Shapiro-Wilk test supports the hypothesis the data is normal for both with GH and without GH (p > 0.05). A paired-sample t-test was conducted using SPSS vs22 to compare the number of defects found before and after the GH knowledge were transferred to the evaluators. Results reveal that there were statistically significant differences in the number of defect before (mean = 4.4, SD = 0.6782) and the defects found after the knowledge transfer (mean = 6.2, SD = 0.6633); t (4) = 4.811; p = 0.009. Hence, it could be concluded that GH intervention provides significantly more defect than heuristic evaluation performed with GH.
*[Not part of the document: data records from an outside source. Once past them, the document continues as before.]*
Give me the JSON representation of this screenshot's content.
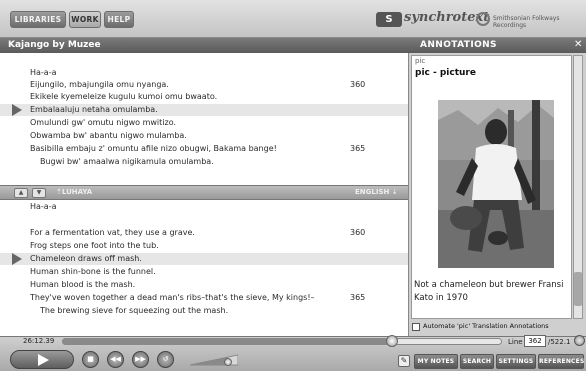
{
  "nav": {
    "libraries": "LIBRARIES",
    "work": "WORK",
    "help": "HELP"
  },
  "brand": {
    "badge": "S",
    "name": "synchrotext",
    "partner": "Smithsonian Folkways Recordings"
  },
  "window": {
    "title": "Kajango by Muzee"
  },
  "original_lines": [
    {
      "text": "Ha-a-a",
      "num": ""
    },
    {
      "text": "Eijungilo, mbajungila omu nyanga.",
      "num": "360"
    },
    {
      "text": "Ekikele kyemeleize kugulu kumoi omu bwaato.",
      "num": ""
    },
    {
      "text": "Embalaaluju netaha omulamba.",
      "num": ""
    },
    {
      "text": "Omulundi gw' omutu nigwo mwitizo.",
      "num": ""
    },
    {
      "text": "Obwamba bw' abantu nigwo mulamba.",
      "num": ""
    },
    {
      "text": "Basibilla embaju z' omuntu afile nizo obugwi, Bakama bange!",
      "num": "365"
    },
    {
      "text": "Bugwi bw' amaalwa nigikamula omulamba.",
      "num": ""
    }
  ],
  "divider": {
    "up": "▲",
    "down": "▼",
    "left_lang": "⇡LUHAYA",
    "right_lang": "ENGLISH ⇣"
  },
  "translation_lines": [
    {
      "text": "Ha-a-a",
      "num": ""
    },
    {
      "text": "",
      "num": ""
    },
    {
      "text": "For a fermentation vat, they use a grave.",
      "num": "360"
    },
    {
      "text": "Frog steps one foot into the tub.",
      "num": ""
    },
    {
      "text": "Chameleon draws off mash.",
      "num": ""
    },
    {
      "text": "Human shin-bone is the funnel.",
      "num": ""
    },
    {
      "text": "Human blood is the mash.",
      "num": ""
    },
    {
      "text": "They've woven together a dead man's ribs–that's the sieve, My kings!–",
      "num": "365"
    },
    {
      "text": "The brewing sieve for squeezing out the mash.",
      "num": ""
    }
  ],
  "annotations": {
    "header": "ANNOTATIONS",
    "close": "✕",
    "tag": "pic",
    "title": "pic - picture",
    "caption": "Not a chameleon but brewer Fransi Kato in 1970",
    "auto_label": "Automate 'pic' Translation Annotations"
  },
  "player": {
    "timecode": "26:12.39",
    "progress": 0.75,
    "line_label": "Line",
    "line_value": "362",
    "line_total": "/522.1",
    "volume": 0.8
  },
  "buttons": {
    "my_notes": "MY NOTES",
    "search": "SEARCH",
    "settings": "SETTINGS",
    "references": "REFERENCES"
  },
  "icons": [
    "play-icon",
    "stop-icon",
    "rewind-icon",
    "fast-forward-icon",
    "loop-icon",
    "pen-icon",
    "close-icon"
  ]
}
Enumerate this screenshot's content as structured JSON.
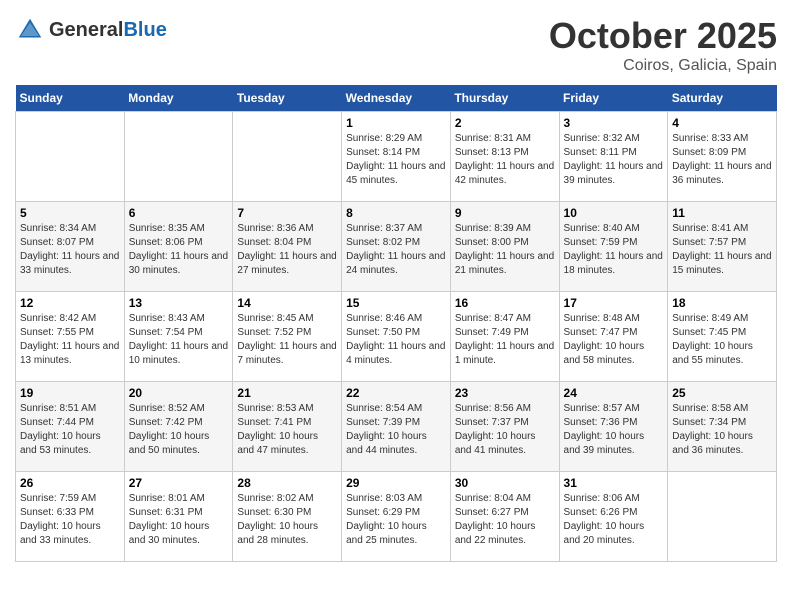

On average, there is an increase of 1.8 issues for each participant when GH is used to find issues. Figure 2 shows the amount of issues found per users while Table 4 shows the statistical analysis results.

Fig. 2.
figure 2figure 2

Experiment result showing number of issues found without and with GH (gesture heuristics).

Table 4. Paired sample t-test analysis results

Among the important findings are that more ergonomics issues were detected with gesture heuristic. This is because the general-purpose heuristics does not involve consideration in prolonged use of a product.

In addition, learnability issues are more likely to be considered valid when using gesture heuristics. This is because the gesture heuristics literature provides better clarity and information on past errors. Further, the gesture Learnability heuristic requires user to be able to perform systematic exploration of menu to learn gestures.

Overall, the participants’ feedback was that the gesture heuristics provides additional domain-specific knowledge that is useful in heuristic evaluation.

7 Conclusion

The study proposed four usability heuristics for the use of heuristic evaluation specifically on the gesture vocabulary used in human-computer interaction. The heuristics are Learnability, Cognitive Workload, Adaptability, and Ergonomics. These heuristics does not include general-purpose software heuristics or hardware performance based-heuristics that could be evaluated in existing usability model. The study gathered six existing usability heuristics models to create the proposed heuristics. An experiment was conducted to verify the effectiveness of the gesture-specific heuristics and the results show that the gesture-specific heuristics did complement the general-purpose heuristics to find more issues. As hypothesized, the gesture heuristics are able to enable heuristics evaluators to discover more usability issues.

8 Future Works

Some of the limitations of this study are that the sample size of the heuristic evaluators were small, and the evaluators belonged to the same organization, culture, and country. Future experiment with more diverse participants could address these limitations. The gesture heuristics could also be used for designing gestures used in new products such as those that utilize hand and body movement as input in large screen environment. In such case, the effectiveness, efficiency, and satisfaction of a set of gestures created by the heuristics in this paper could be gaged and compared with other set of gesture vocabularies that are designed based on general-purpose design or usability principles. In addition, time taken to modify or replace gestures in later stages of the product development could be documented in order to calculate the amount of timesaving that could be gained from using the gesture heuristics.